Tuesday 9 October 2018

'Visions Of A Free-Floating Island': Under Review


What the heck - if I'm hoping to be a bit more 'strategic' in my thinking, and to take more advantage of potentially beneficial stuff whenever it arises - then why not actually just put this up on here?  Milking it? - I should cocoa...



Art Review: Visions of a Free-Floating Island at Surface Gallery

3 October 18
words: Adrian Shaw



This cracking exhibition at SurfaceGallery showcased new work from Hugh Marwood, Andrew Smith and Shaun Morris; their art reflecting many of the ideological and psychological challenges facing the UK post-Brexit. Our writer Adrian Shaw popped in to have a look and tell us all abaht it...


Hugh Marwood, 'Fridge 1' (Photo: Adrian Shaw)


‘There are conversations going on between the artworks’ raising fresh points which we become aware of...’ (Artists’ Talk comment, Hugh Marwood, et al)

This exhibition is the collective view of the three artists exhibiting their latest work at this really stimulating and fresh-looking show, which examines the condition of our post-Brexit island. The trio of artists have been working together since 2012 and, although there are differences in their individual approaches, they have a lot in common as artists, and have a cohesiveness in the presentation of individual viewpoints and experiences.

This was a very British show; it personally appealed to me as an artist looking at both inner and outer spaces. The personal and political were allowed space and opportunity to speak and exchange their views. The post-Brexit negativity that we see in our daily lives, the personal fury in public debates between the two sides of the nation and the negativity against wider ideals does, at least, have the benefit of producing great art such as the works presented in this gallery. Although the politics were Left-leaning, the efforts of all three artists also spoke of working-out the personal and psychological perspectives of wider political experiences and well-being, which one feels is increasingly needful today.

After a thorough examination of the work on show, we, the punters, were privileged on the penultimate Saturday afternoon, to hear the artists talk and partake in discussions on ideas indicated, and added to, on our exposure to their efforts.

The first artist, Hugh Marwood, had a downstairs, 2-D wall-based exhibition known as the ‘Flagging’ series where he takes the Union Flag as a base, and then adds a montage-collagist overlying finish involving text and colourful, seemingly random mark-making. One thinks of Jasper Johns’ work here and a kind of “post-postmodern” art. Upstairs, Marwood’s work was a mixture of two and three dimensional art – with abandoned fridge doors being the substrates for a montage of colourful plastic-lettered text. His ‘Childish Things’ series used found plastic toys, kiddy vehicles, cars, scooters, and a rocking-horse mounted on empty cardboard boxes; the boxes themselves utilised in his ‘Sentinel’ series alongside.

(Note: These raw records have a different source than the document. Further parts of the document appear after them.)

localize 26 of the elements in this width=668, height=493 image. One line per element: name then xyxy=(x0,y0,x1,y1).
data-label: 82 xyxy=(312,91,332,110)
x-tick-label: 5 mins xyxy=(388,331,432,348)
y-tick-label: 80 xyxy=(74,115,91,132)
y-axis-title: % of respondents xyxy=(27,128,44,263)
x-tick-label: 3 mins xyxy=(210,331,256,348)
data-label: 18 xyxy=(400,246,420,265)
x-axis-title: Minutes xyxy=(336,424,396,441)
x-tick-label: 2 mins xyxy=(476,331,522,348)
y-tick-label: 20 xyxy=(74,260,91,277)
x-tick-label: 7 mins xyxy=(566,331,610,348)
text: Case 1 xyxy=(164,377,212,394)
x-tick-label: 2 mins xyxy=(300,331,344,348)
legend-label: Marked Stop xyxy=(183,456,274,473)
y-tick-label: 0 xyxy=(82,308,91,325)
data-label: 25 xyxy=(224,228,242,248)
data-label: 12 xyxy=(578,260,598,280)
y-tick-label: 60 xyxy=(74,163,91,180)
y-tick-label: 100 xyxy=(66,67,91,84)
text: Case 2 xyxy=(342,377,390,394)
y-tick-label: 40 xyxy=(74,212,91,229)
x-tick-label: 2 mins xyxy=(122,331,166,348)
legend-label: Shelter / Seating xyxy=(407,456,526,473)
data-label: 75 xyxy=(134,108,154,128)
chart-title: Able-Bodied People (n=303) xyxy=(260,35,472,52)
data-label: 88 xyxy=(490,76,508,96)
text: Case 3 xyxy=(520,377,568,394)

Andrew Smith, 'Standard' (Photo: Adrian Shaw)


His other body of work, ‘The Assembly’ series, utilised found cardboard boxes. On these, 3-D works were scattered on small, bullet-like, empty silver gas propellant canisters. The abandoned toy-cars then hinted at lives of promise and youth misspent into empty adulthood. The Talking Heads song ‘Road to Nowhere’ came to mind here. This sense of emptying-out and abandonment was very evident, including from the works by the other two members of the trio.

Shaun Morris, the second artist, paints with a Zurbaran-inspired loose brushwork to create haunting, darkly shaded oil paintings. Much of his exhibition consisted of abandoned vehicles, many of which are vans - to hold lurking police or criminals, or even terrorists, perhaps. He is also drawn to images of consumerist waste-dumping in the street, with boxes and other ‘containers’ emptied and abandoned. His paintings make a major contribution to the show: images are often viewed at strange angles, imbued with significant critical meaning, depicting the sheer absurdity of consumerism.

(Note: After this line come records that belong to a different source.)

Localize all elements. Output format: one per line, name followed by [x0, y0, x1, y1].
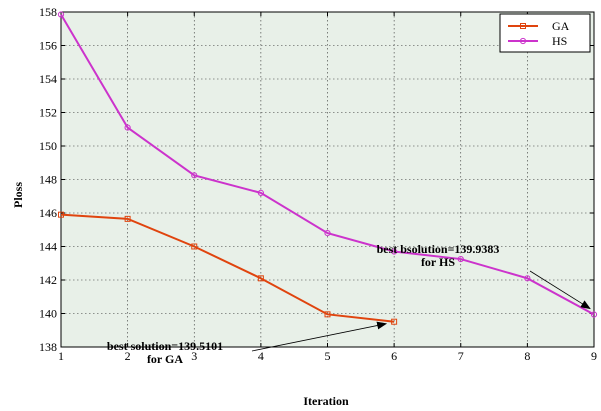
y-axis-label: Ploss — [11, 182, 25, 208]
data-point-hs — [124, 124, 131, 131]
annotation-text-line: best solution=139.5101 — [107, 339, 223, 353]
series-hs — [57, 11, 598, 318]
data-point-hs — [519, 37, 527, 45]
x-tick-label: 3 — [191, 349, 197, 363]
series-ga — [58, 211, 398, 325]
annotation-text-line: for GA — [147, 352, 183, 366]
x-tick-label: 9 — [591, 349, 597, 363]
y-tick-label: 138 — [39, 340, 57, 354]
data-point-hs — [257, 189, 264, 196]
y-tick-label: 154 — [39, 72, 57, 86]
legend-box — [499, 13, 591, 53]
annotation-arrow — [251, 321, 388, 352]
y-tick-label: 158 — [39, 5, 57, 19]
data-point-ga — [124, 215, 131, 222]
data-point-hs — [57, 11, 65, 18]
x-tick-label: 7 — [458, 349, 464, 363]
data-point-ga — [58, 211, 64, 218]
y-tick-label: 142 — [39, 273, 57, 287]
legend-label: HS — [552, 34, 567, 48]
data-point-ga — [324, 311, 331, 318]
annotation-text-line: for HS — [421, 255, 455, 269]
series-lines — [57, 11, 598, 325]
x-tick-label: 8 — [524, 349, 530, 363]
data-point-hs — [324, 230, 331, 237]
data-point-hs — [391, 248, 398, 255]
data-point-hs — [590, 311, 598, 318]
data-point-ga — [191, 243, 198, 250]
series-line-hs — [60, 14, 595, 316]
y-tick-label: 144 — [39, 240, 57, 254]
x-tick-label: 6 — [391, 349, 397, 363]
x-axis-label: Iteration — [303, 394, 349, 408]
data-point-ga — [257, 275, 264, 282]
annotation-text-line: best bsolution=139.9383 — [377, 242, 500, 256]
y-tick-label: 156 — [39, 39, 57, 53]
legend-label: GA — [552, 19, 570, 33]
data-point-hs — [191, 172, 198, 179]
x-tick-label: 1 — [58, 349, 64, 363]
axes — [60, 11, 595, 348]
x-tick-label: 2 — [125, 349, 131, 363]
data-point-ga — [391, 318, 398, 325]
y-tick-label: 152 — [39, 106, 57, 120]
annotation-arrow — [529, 270, 591, 310]
tick-labels: 1 2 3 4 5 6 7 8 9 138 140 142 144 146 148 150 152 154 156 1… — [39, 5, 597, 363]
x-tick-label: 4 — [258, 349, 264, 363]
x-tick-label: 5 — [325, 349, 331, 363]
y-tick-label: 140 — [39, 307, 57, 321]
y-tick-label: 148 — [39, 173, 57, 187]
legend-entry-ga: GA — [508, 19, 570, 33]
legend-entry-hs: HS — [508, 34, 567, 48]
data-point-hs — [524, 275, 531, 282]
series-line-ga — [60, 213, 395, 323]
y-tick-label: 146 — [39, 206, 57, 220]
y-tick-label: 150 — [39, 139, 57, 153]
data-point-hs — [457, 255, 464, 263]
data-point-ga — [520, 23, 526, 29]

The absurd was much-exemplified by all three artists, but especially Andrew Smith who explores the therapeutic or psychoanalytic perspective. Downstairs, the eclectic nature of his work included assemblages about the dis-empowered and emasculated male - with ‘stand-in’ objects such as broken electronic organ keyboard, pink giant stockings, a plastic ‘phallus’ and pink knickers with a mournful puppy pattern and a beheaded ‘King Penguin’. His work was very varied, and included coloured pencil-drawn and acrylic brick wall where both ‘controlling balance’ and ‘unbalance’ mental-states were hinted at. He also indicated the wandering colonial with a book cover: ‘Letters from China’. This artist was also the source of the artwork Visions of a Free-Floating Island’, which gave its name to the Exhibition.

Whether it be through techniques or themes, the artworks were in conversation or in exchange of ideas with one another. The art and the artists themselves depicted cohesiveness and co-operation in the face of national disunity.